O número representa 3,67% das cidades analisadas e evidencia a distância do país em relação às metas estabelecidas pelo Marco Legal do Saneamento para 2033.
O levantamento, divulgado nesta terça-feira, foi elaborado com base em dados do Sistema Nacional de Informações em Saneamento Básico (Sinisa) e contempla todas as capitais brasileiras, além de municípios que representam cerca de 80% da população do país.
Segundo a Abes, os maiores gargalos continuam sendo o tratamento de esgoto, a destinação adequada de resíduos sólidos e as desigualdades regionais no acesso aos serviços.
O Marco Legal do Saneamento prevê que, até 2033, 99% da população tenha acesso à água tratada e 90% à coleta e tratamento de esgoto.
No entanto, a maior parte das cidades avaliadas ainda está distante desse objetivo. Cerca de 73,9% dos municípios foram classificados na categoria "Empenho para a Universalização", o segundo nível mais baixo do ranking.
Entre os municípios de grande porte desse grupo, a média de tratamento de esgoto é de apenas 39,73%.
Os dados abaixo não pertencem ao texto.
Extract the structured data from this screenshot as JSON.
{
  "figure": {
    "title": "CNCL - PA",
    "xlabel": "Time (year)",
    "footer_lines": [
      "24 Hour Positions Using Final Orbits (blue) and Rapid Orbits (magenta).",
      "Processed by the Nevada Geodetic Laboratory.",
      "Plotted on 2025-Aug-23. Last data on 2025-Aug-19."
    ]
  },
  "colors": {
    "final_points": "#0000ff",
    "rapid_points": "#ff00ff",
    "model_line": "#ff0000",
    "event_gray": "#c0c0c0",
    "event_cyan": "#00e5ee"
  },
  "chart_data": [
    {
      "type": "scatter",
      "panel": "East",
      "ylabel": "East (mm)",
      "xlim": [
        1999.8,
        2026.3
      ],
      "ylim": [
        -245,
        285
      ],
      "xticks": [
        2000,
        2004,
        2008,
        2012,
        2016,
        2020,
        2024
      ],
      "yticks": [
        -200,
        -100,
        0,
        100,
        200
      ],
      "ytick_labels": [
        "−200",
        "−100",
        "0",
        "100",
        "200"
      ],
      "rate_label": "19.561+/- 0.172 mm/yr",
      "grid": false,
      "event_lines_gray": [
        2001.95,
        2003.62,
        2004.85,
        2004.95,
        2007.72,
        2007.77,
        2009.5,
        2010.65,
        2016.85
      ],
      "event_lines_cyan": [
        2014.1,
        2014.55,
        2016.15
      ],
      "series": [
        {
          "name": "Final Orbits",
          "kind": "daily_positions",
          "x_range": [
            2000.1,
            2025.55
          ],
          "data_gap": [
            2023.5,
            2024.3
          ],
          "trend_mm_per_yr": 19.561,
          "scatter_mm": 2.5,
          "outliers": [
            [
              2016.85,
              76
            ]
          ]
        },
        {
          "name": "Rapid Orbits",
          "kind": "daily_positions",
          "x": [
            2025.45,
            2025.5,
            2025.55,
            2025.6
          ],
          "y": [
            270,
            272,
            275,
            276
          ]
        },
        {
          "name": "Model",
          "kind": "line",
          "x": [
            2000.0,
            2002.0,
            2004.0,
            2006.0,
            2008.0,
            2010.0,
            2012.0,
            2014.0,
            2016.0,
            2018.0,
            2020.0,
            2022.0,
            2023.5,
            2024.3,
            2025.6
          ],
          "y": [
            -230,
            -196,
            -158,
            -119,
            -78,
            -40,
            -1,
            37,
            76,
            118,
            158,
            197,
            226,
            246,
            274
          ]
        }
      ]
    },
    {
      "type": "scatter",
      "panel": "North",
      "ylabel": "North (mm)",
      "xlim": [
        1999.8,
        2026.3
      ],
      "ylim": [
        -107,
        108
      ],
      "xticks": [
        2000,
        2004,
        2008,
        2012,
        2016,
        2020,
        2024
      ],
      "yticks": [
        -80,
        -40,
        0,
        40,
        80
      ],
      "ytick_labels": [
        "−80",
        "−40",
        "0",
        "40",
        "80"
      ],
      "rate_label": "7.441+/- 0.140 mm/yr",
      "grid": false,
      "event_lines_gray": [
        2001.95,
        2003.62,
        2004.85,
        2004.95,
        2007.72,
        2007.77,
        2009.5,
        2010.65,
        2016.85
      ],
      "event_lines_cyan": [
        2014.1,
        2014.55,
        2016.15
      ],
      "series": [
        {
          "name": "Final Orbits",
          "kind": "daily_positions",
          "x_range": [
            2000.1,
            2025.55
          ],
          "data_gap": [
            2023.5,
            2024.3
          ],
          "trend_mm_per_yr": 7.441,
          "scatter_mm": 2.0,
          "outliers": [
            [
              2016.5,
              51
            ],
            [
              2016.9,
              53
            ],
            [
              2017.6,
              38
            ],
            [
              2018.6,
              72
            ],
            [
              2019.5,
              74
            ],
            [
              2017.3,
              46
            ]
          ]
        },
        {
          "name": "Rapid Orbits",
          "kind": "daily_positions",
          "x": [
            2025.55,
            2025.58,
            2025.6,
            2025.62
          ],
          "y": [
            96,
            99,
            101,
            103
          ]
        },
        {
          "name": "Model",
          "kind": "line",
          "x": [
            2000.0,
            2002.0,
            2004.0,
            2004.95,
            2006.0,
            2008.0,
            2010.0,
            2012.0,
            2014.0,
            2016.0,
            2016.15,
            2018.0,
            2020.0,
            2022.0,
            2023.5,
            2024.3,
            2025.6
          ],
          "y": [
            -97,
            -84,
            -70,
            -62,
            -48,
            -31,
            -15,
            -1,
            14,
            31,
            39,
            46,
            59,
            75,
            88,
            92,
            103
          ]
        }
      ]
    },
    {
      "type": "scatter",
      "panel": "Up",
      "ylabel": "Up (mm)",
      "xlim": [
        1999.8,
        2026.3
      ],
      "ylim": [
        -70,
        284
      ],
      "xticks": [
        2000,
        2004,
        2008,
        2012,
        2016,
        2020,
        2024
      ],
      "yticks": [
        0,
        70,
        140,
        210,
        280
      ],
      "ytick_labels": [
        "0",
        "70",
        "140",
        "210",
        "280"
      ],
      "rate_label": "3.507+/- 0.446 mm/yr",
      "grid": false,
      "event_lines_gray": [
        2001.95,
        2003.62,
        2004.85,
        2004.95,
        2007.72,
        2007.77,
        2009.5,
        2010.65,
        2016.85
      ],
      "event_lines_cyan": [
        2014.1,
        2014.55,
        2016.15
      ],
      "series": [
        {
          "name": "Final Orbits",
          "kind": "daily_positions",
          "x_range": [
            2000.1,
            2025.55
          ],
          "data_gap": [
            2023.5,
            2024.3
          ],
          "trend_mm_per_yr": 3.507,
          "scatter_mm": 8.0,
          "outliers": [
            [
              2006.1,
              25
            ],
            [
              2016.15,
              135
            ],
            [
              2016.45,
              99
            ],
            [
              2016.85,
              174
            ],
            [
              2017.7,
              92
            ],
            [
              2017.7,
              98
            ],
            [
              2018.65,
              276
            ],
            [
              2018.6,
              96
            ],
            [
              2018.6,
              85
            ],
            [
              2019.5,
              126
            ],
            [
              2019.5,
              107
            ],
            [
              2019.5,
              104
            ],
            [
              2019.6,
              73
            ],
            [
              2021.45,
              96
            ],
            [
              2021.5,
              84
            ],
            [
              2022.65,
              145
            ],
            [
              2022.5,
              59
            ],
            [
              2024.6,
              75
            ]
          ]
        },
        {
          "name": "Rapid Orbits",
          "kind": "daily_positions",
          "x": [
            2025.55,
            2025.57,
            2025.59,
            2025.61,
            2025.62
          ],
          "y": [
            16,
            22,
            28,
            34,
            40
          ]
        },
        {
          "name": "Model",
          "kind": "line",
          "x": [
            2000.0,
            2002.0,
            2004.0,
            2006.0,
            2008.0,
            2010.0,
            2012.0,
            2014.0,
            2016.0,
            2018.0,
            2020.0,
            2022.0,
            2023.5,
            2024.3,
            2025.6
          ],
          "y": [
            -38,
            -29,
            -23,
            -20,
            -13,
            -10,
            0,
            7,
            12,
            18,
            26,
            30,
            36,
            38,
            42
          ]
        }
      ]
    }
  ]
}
A Abes também identificou casos de baixa cobertura de coleta de esgoto e ausência de destinação adequada para resíduos sólidos urbanos entre as cidades com pior desempenho.
Falta de saneamento aumenta internações
O estudo aponta uma relação direta entre a qualidade do saneamento e os indicadores de saúde pública.
Nos municípios de pequeno e médio porte classificados na categoria mais crítica, a taxa média de internações por doenças relacionadas ao saneamento inadequado chega a 198,85 casos por 100 mil habitantes.
Já entre as cidades classificadas como "Rumo à Universalização", a taxa cai para 84 internações por 100 mil habitantes.
O mesmo padrão aparece nos municípios de grande porte. Nas cidades mais bem avaliadas, a taxa média é de 31,94 internações por 100 mil habitantes. Nas que estão na categoria mais baixa, o índice sobe para 65,60.
"Quando o saneamento avança, a doença recua. Esse talvez seja um dos dados mais importantes do Ranking Abes. Investir em saneamento é reduzir internações, proteger crianças, aliviar o sistema de saúde e gerar retorno social para o país", afirmou o presidente da Abes, Marcel Sanches.
Desigualdade regional persiste
O levantamento também mostra forte disparidade entre as regiões brasileiras.
Enquanto 82,79% dos municípios do Sudeste estavam aptos a integrar o ranking por apresentarem dados suficientes, na Região Norte o percentual foi de apenas 13,11%.
Nenhum dos 59 municípios nortistas com informações completas alcançou as duas categorias mais altas da classificação.
Entre as capitais, Curitiba apresentou o melhor desempenho e foi a única a alcançar a categoria "Rumo à Universalização".
Também figuram entre as capitais mais bem avaliadas Salvador, Brasília, Rio de Janeiro, Belo Horizonte e Aracaju.
Na outra ponta, Porto Velho registrou o pior desempenho entre as capitais, seguida por Belém, Macapá e Manaus.
Cidades paulistas lideram ranking
Entre os municípios de pequeno e médio porte, cinco cidades de São Paulo atingiram a pontuação máxima do levantamento:
Já entre os municípios mais distantes da universalização estão Castanhal, Marabá, Santarém, Caxias, Balsas, Itapipoca e Maranguape.